Energy Consumption of Neural Networks on NVIDIA Edge Boards: an Empirical Model
This work addresses the need for energy-efficient machine learning at the edge, which is crucial for applications like IoT and mobile devices, but it is incremental as it builds on existing profiling efforts with new empirical data.
The paper tackled the problem of predicting energy consumption for neural network inference on edge hardware by developing an empirical model based on measurements from NVIDIA Jetson TX2 and Xavier boards, resulting in a simple, practical model that estimates energy use for convolutional and fully connected layers.
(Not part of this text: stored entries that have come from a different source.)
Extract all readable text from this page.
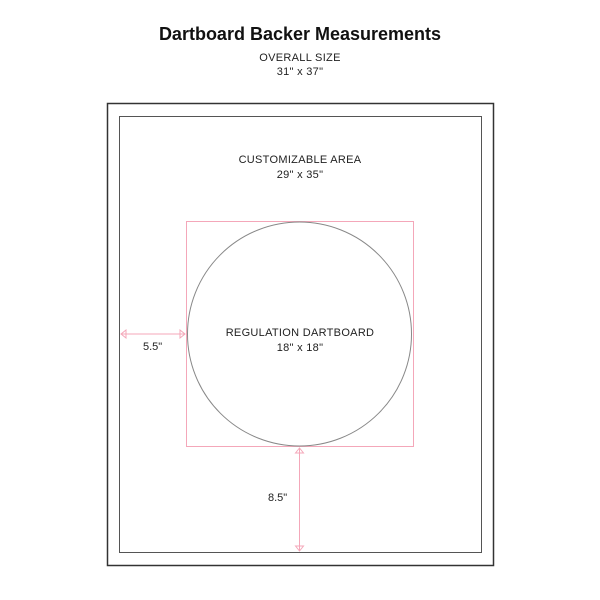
Dartboard Backer Measurements
OVERALL SIZE
31" x 37"
CUSTOMIZABLE AREA
29" x 35"
REGULATION DARTBOARD
18" x 18"
5.5"
8.5"
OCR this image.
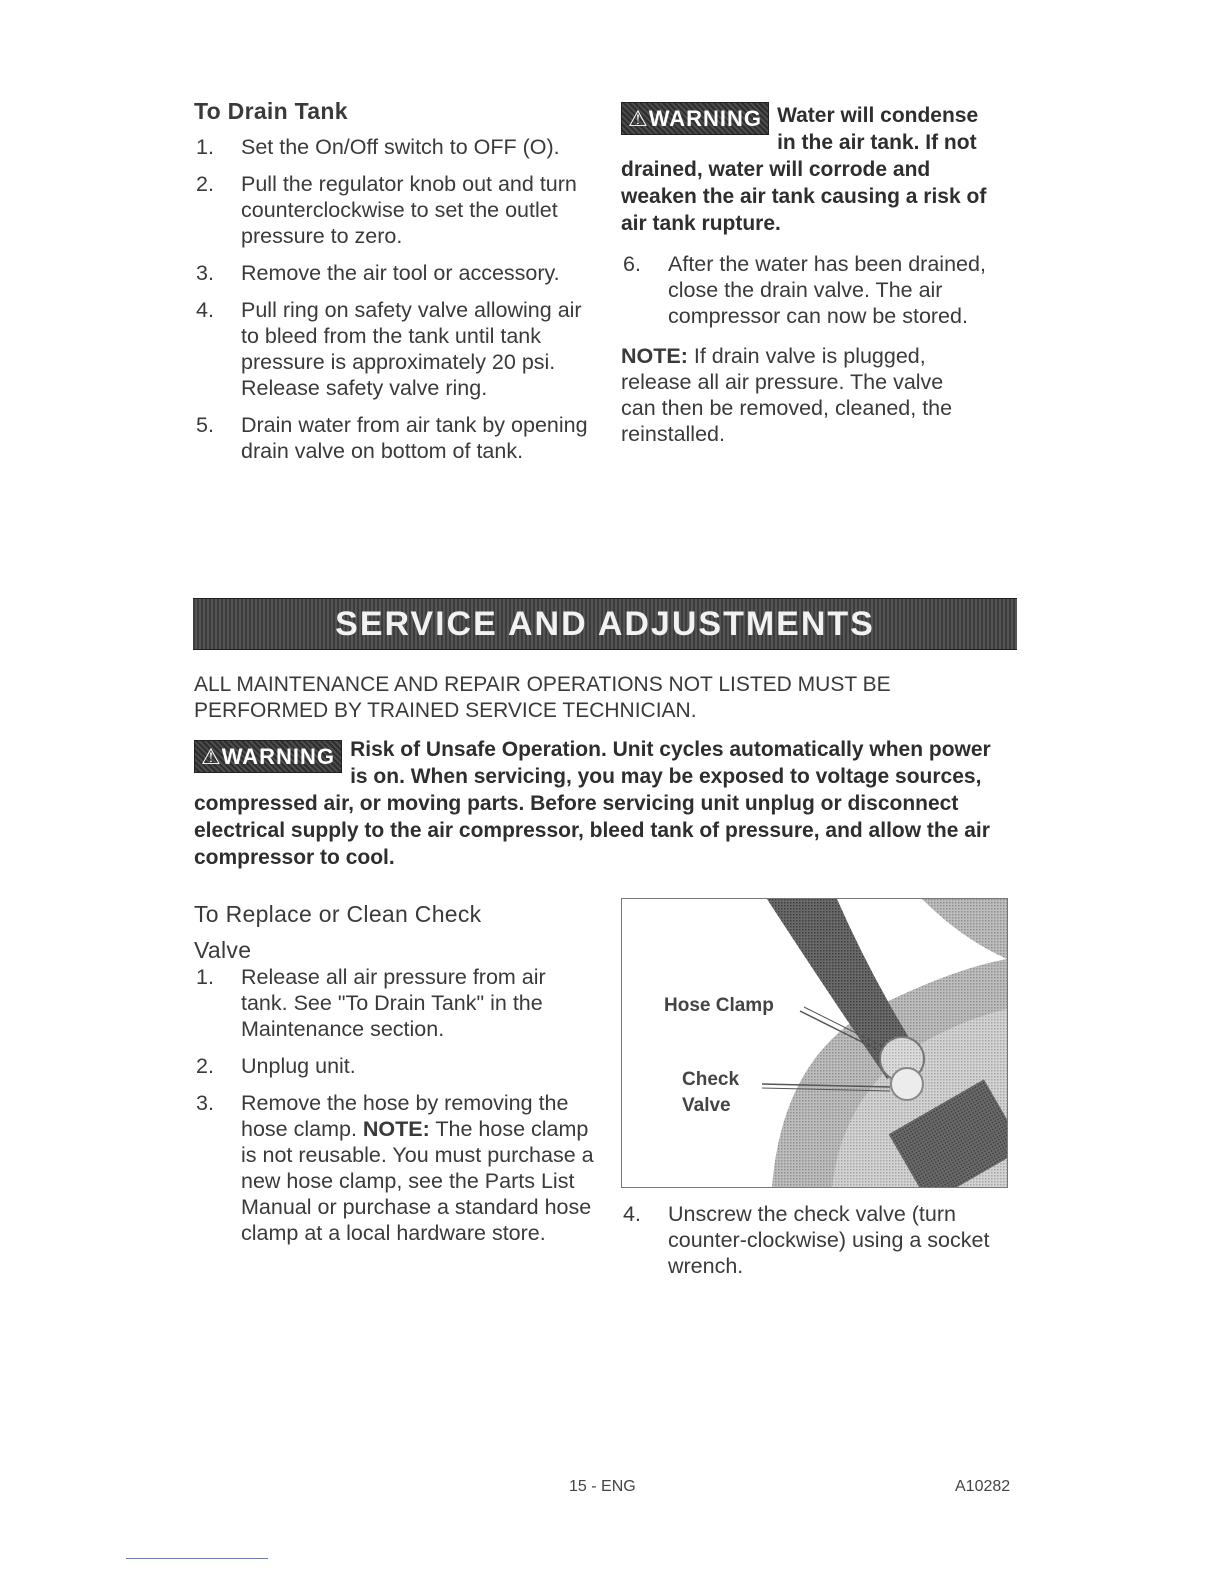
To Drain Tank
1. Set the On/Off switch to OFF (O).
2. Pull the regulator knob out and turn counterclockwise to set the outlet pressure to zero.
3. Remove the air tool or accessory.
4. Pull ring on safety valve allowing air to bleed from the tank until tank pressure is approximately 20 psi. Release safety valve ring.
5. Drain water from air tank by opening drain valve on bottom of tank.
⚠WARNING Water will condense in the air tank. If not drained, water will corrode and weaken the air tank causing a risk of air tank rupture.
6. After the water has been drained, close the drain valve. The air compressor can now be stored.
NOTE: If drain valve is plugged, release all air pressure. The valve can then be removed, cleaned, the reinstalled.
SERVICE AND ADJUSTMENTS
ALL MAINTENANCE AND REPAIR OPERATIONS NOT LISTED MUST BE PERFORMED BY TRAINED SERVICE TECHNICIAN.
⚠WARNING Risk of Unsafe Operation. Unit cycles automatically when power is on. When servicing, you may be exposed to voltage sources, compressed air, or moving parts. Before servicing unit unplug or disconnect electrical supply to the air compressor, bleed tank of pressure, and allow the air compressor to cool.
To Replace or Clean Check
Valve
1. Release all air pressure from air tank. See "To Drain Tank" in the Maintenance section.
2. Unplug unit.
3. Remove the hose by removing the hose clamp. NOTE: The hose clamp is not reusable. You must purchase a new hose clamp, see the Parts List Manual or purchase a standard hose clamp at a local hardware store.
Hose Clamp
Check
Valve
4. Unscrew the check valve (turn counter-clockwise) using a socket wrench.
15 - ENG	A10282
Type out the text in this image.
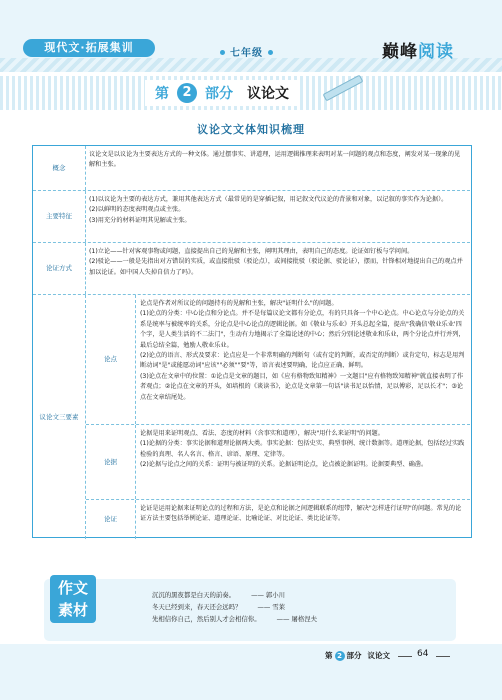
现代文·拓展集训	七年级	巅峰阅读
第	2 部分 议论文
议论文文体知识梳理
概念

议论文是以议论为主要表达方式的一种文体。通过摆事实、讲道理，运用逻辑推理来表明对某一问题的观点和态度，阐发对某一现象的见解和主张。

主要特征

(1)以议论为主要的表达方式，兼用其他表达方式（最常见的是穿插记叙，用记叙文代议论的背景和对象，以记叙的事实作为论据）。

(2)以鲜明的态度表明观点或主张。

(3)用充分的材料证明其见解或主张。

论证方式

(1)立论——针对客观事物或问题，直接提出自己的见解和主张，阐明其理由，表明自己的态度。论证如钉板与学问间。

(2)驳论——一般是先指出对方错误的实质，或直接批驳（驳论点），或间接批驳（驳论据、驳论证），摆而，针锋相对地提出自己的观点并加以论证。如中国人失掉自信力了吗》。

议论文三要素
论点

论点是作者对所议论的问题持有的见解和主张，解决"证明什么"的问题。

(1)论点的分类：中心论点和分论点。并不是每篇议论文都有分论点，有的只具备一个中心论点。中心论点与分论点的关系是统率与被统率的关系，分论点是中心论点的逻辑论据。如《敬业与乐业》开头总起全篇，提出"我确信'敬业乐业'四个字，是人类生活的不二法门"，生动有力地揭示了全篇论述的中心；然后分别论述敬业和乐业，两个分论点并行并列，最后总结全篇，勉励人敬业乐业。

(2)论点的语言、形式及要求：论点应是一个非常明确的判断句（或有定的判断，或否定的判断）或肯定句，标志是用判断动词"是"或能愿动词"应该""必须""要"等，语言表述要明确，论点应正确、鲜明。

(3)论点在文章中的位置：①论点是文章的题目，如《应有格物致知精神》一文题目"应有格物致知精神"就直接表明了作者观点；②论点在文章的开头，如培根的《谈读书》，论点是文章第一句话"读书足以怡情，足以傅彩，足以长才"；③论点在文章结尾处。

论据

论据是用来证明观点、看法、态度的材料（含事实和道理），解决"用什么来证明"的问题。

(1)论据的分类：事实论据和道理论据两大类。事实论据：包括史实、典型事例、统计数据等。道理论据，包括经过实践检验的真理、名人名言、格言、谚语、原理、定律等。

(2)论据与论点之间的关系：证明与被证明的关系。论据证明论点，论点被论据证明。论据要典型、确凿。

论证

论证是运用论据来证明论点的过程和方法，是论点和论据之间逻辑联系的纽带，解决"怎样进行证明"的问题。常见的论证方法主要包括举例论证、道理论证、比喻论证、对比论证、类比论证等。

作文
素材
沉沉的黑夜都是白天的前奏。	—— 郭小川
冬天已经到来，春天还会远吗？	—— 雪莱
先相信你自己，然后别人才会相信你。	—— 屠格涅夫
第 2 部分 议论文	64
Recently, there has been a trend of shifting the execution of deep learning inference tasks toward the edge of the network, closer to the user, to reduce latency and preserve data privacy. At the same time, growing interest is being devoted to the energetic sustainability of machine learning. At the intersection of these trends, we hence find the energetic characterization of machine learning at the edge, which is attracting increasing attention. Unfortunately, calculating the energy consumption of a given neural network during inference is complicated by the heterogeneity of the possible underlying hardware implementation. In this work, we hence aim at profiling the energetic consumption of inference tasks for some modern edge nodes and deriving simple but realistic models. To this end, we performed a large number of experiments to collect the energy consumption of convolutional and fully connected layers on two well-known edge boards by NVIDIA, namely Jetson TX2 and Xavier. From the measurements, we have then distilled a simple, practical model that can provide an estimate of the energy consumption of a certain inference task on the considered boards. We believe that this model can be used in many contexts as, for instance, to guide the search for efficient architectures in Neural Architecture Search, as a heuristic in Neural Network pruning, or to find energy-efficient offloading strategies in a Split computing context, or simply to evaluate the energetic performance of Deep Neural Network architectures.